Архангельское ОГПУ разъясняет и успокаивает: Богданов проживает в Архангельске и дважды в неделю является в ОГПУ на регистрацию, "за ним установлено постоянное наблюдение, результаты коего будут сообщаться вам по мере накопления материалов". Однако в марте вновь тревога, потому что в ОГПУ получены новые сведения из "независимого источника", а именно из ОГПУ Украины о наличии у них агентурной информации о том, что Одесская группа РСДРП "наметила ряд мер к бегству... активного меньшевика Богданова".

Тут уж нервы не выдерживают. Сначала посылается депеша с повторным предупреждением о том, что "побег нельзя допустить", а вслед летит телеграмма: "Немедленно арестуйте ссыльного мека Богданова. После предварительного допроса всеми материалами доставьте в Москву. 30 марта 1925. Нач. СООГПУ Дерибас". Вот тогда-то и пришли к

 

- 112 -

нам с обыском и домашним арестом. Изъяли, согласно протоколу обыска, "Записки социал-демократа" Мартова (ту самую книгу, которую подарили Б. О. соловчане перед его отъездом) и больше ничего. "Не чего не было" — так стоит в трех графах протокола обыска.

8 апреля Б. О. "поселился" на Лубянке, тогда же ему было предъявлено постановление о привлечении к ответственности в качестве обвиняемого по ст. 62 УК, а на следующий день — первый и единственный допрос. Ни одного вопроса по поводу будто бы замышлявшегося побега за все время "следствия". Ни звука. Заведено дело и следствие ведет Иванов (с этим ли Ивановым отец еще встретится через три года, не скажу, поскольку следователи во всех документах не имеют ни имен, ни инициалов). По поводу своей деятельности в Архангельске Б. О. заявил, что партийной работой не занимался, а на вопрос о знакомых— что называть их не будет.

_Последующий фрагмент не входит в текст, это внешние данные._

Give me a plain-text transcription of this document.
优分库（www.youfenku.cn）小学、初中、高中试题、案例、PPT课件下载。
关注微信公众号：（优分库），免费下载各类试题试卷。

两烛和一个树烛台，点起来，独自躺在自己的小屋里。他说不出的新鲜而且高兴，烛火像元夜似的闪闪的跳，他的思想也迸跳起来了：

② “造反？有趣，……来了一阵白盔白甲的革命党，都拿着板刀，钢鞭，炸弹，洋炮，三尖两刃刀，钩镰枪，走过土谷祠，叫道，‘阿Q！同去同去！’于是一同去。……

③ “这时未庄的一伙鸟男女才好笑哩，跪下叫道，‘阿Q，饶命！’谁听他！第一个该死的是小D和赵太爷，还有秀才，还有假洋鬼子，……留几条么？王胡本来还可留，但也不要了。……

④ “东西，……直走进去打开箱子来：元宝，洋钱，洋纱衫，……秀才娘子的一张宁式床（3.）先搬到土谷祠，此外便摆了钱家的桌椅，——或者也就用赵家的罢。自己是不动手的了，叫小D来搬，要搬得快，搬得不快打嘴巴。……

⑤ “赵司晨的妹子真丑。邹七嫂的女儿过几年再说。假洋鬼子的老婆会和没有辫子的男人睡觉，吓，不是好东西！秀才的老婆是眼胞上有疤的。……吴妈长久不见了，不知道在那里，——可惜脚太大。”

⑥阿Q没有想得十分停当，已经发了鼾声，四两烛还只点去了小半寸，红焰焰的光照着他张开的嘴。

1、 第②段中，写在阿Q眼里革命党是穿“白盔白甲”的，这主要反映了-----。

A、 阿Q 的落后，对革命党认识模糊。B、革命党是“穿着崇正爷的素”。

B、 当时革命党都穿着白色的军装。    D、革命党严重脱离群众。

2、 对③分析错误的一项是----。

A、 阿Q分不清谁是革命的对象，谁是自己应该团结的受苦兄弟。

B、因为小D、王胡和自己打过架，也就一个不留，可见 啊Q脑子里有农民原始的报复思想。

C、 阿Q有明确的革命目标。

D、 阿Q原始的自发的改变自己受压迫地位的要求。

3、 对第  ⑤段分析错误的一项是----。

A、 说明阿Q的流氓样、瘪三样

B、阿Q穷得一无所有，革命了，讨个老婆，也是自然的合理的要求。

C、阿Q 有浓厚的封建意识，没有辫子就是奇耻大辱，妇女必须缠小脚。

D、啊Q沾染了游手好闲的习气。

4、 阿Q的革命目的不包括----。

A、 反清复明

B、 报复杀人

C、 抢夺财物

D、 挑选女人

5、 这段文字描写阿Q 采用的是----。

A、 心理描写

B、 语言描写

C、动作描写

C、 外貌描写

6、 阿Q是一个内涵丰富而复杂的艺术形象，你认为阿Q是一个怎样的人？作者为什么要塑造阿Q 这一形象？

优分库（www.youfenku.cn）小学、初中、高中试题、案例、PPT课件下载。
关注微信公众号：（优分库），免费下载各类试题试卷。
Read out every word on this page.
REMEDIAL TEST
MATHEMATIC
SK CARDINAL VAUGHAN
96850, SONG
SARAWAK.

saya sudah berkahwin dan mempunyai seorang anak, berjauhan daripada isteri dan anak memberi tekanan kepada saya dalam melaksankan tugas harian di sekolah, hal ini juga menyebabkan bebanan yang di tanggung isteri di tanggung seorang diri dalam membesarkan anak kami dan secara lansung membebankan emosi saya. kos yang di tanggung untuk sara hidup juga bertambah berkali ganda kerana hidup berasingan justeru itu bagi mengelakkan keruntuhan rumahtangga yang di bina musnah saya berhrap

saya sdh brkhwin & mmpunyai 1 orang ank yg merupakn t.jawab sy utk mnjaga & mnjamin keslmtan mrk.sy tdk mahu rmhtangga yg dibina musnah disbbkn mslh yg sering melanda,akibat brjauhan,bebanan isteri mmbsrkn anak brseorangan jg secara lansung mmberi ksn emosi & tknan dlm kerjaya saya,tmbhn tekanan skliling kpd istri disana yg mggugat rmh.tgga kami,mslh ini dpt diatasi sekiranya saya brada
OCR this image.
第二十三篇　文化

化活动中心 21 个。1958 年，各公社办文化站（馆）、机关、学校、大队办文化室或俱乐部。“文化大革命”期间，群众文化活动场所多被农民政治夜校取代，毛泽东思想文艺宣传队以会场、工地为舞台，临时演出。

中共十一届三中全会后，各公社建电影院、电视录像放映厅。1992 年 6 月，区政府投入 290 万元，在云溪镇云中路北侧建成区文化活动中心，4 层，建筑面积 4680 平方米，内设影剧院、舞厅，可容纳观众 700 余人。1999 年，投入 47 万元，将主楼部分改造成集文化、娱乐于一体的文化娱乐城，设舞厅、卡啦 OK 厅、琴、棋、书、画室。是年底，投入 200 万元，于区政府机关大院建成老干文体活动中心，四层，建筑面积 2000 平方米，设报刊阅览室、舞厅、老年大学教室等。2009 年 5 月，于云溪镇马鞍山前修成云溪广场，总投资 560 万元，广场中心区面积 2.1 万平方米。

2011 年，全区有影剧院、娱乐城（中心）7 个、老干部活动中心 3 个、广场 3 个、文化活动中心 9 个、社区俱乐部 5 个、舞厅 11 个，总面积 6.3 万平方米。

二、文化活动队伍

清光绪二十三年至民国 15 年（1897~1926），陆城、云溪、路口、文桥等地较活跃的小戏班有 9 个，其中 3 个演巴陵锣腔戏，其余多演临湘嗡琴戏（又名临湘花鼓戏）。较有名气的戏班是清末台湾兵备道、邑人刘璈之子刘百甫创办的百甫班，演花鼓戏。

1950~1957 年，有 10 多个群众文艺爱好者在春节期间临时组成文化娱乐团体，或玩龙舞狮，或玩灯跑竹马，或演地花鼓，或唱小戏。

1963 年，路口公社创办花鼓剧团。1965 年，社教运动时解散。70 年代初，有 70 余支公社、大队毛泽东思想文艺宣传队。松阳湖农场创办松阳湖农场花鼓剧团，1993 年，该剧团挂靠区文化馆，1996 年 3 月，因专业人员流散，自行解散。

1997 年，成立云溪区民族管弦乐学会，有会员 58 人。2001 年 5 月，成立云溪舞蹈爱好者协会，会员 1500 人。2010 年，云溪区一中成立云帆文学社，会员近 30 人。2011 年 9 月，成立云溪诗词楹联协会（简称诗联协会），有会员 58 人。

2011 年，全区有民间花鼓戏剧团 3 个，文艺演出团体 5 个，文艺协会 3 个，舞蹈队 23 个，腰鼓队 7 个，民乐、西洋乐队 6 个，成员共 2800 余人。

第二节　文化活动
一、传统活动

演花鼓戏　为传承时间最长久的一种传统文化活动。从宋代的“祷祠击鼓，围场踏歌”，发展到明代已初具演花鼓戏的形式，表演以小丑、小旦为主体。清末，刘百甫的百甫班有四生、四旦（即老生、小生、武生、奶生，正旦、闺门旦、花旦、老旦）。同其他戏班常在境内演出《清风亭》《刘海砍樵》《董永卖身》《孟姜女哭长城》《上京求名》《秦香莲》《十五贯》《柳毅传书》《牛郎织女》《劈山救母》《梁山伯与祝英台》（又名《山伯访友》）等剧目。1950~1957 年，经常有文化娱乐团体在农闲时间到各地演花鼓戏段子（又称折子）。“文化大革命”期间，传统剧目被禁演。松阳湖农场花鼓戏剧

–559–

Через полтора месяца отсиживания, взбешенный Б. О. пишет два заявления: одно на имя начальника секретного отдела ОГПУ с просьбой о вызове к председателю Коллегии ОГПУ и второе — председателю Коллегии ОГПУ о том, что фактически обвинение ему не предъявлено, что "по 62-й ст. за одно и то же дело, за мои с.-дем. убеждения, уже получаю четвертое наказание", что дело об архангельской нелегальной организации является "потусторонним", потому что о нем никто, в том числе и ОГПУ, ничего не знает, что дело ОГПУ — предъявить ему обвинение в преступных действиях, а не вести с ним "принципиальные разговоры". И в конце: "Ввиду всего изложенного и ввиду полного отсутствия "дела" — я настоятельно требую немедленного освобождения из-под ареста". 21 мая 1925 г., по-видимому в ответ на эти заявления, появляется заключение следователя Иванова о том, что "агентурной разработкой было выявлено, что Богданов полагает из ссылки бежать, получив на это уже явки из Одессы", но что "факт подготовки побега из ссылки установлен не был", поэтому предлагает дело прекратить, а Богданова отправить в ссылку в Усть-Цильму. Коллегия ОГПУ своим решением от 2 июня 1925 г. соглашается с этим предложением, и отец со спецконвоем едет обратно в Архангельск. Думаю, он так никогда и не узнал об истинных причинах своей не слишком увеселительной поездки по маршруту Архангельск — Лубянка — Архангельск, потому что не видел всех тех бумаг, которые прочла я.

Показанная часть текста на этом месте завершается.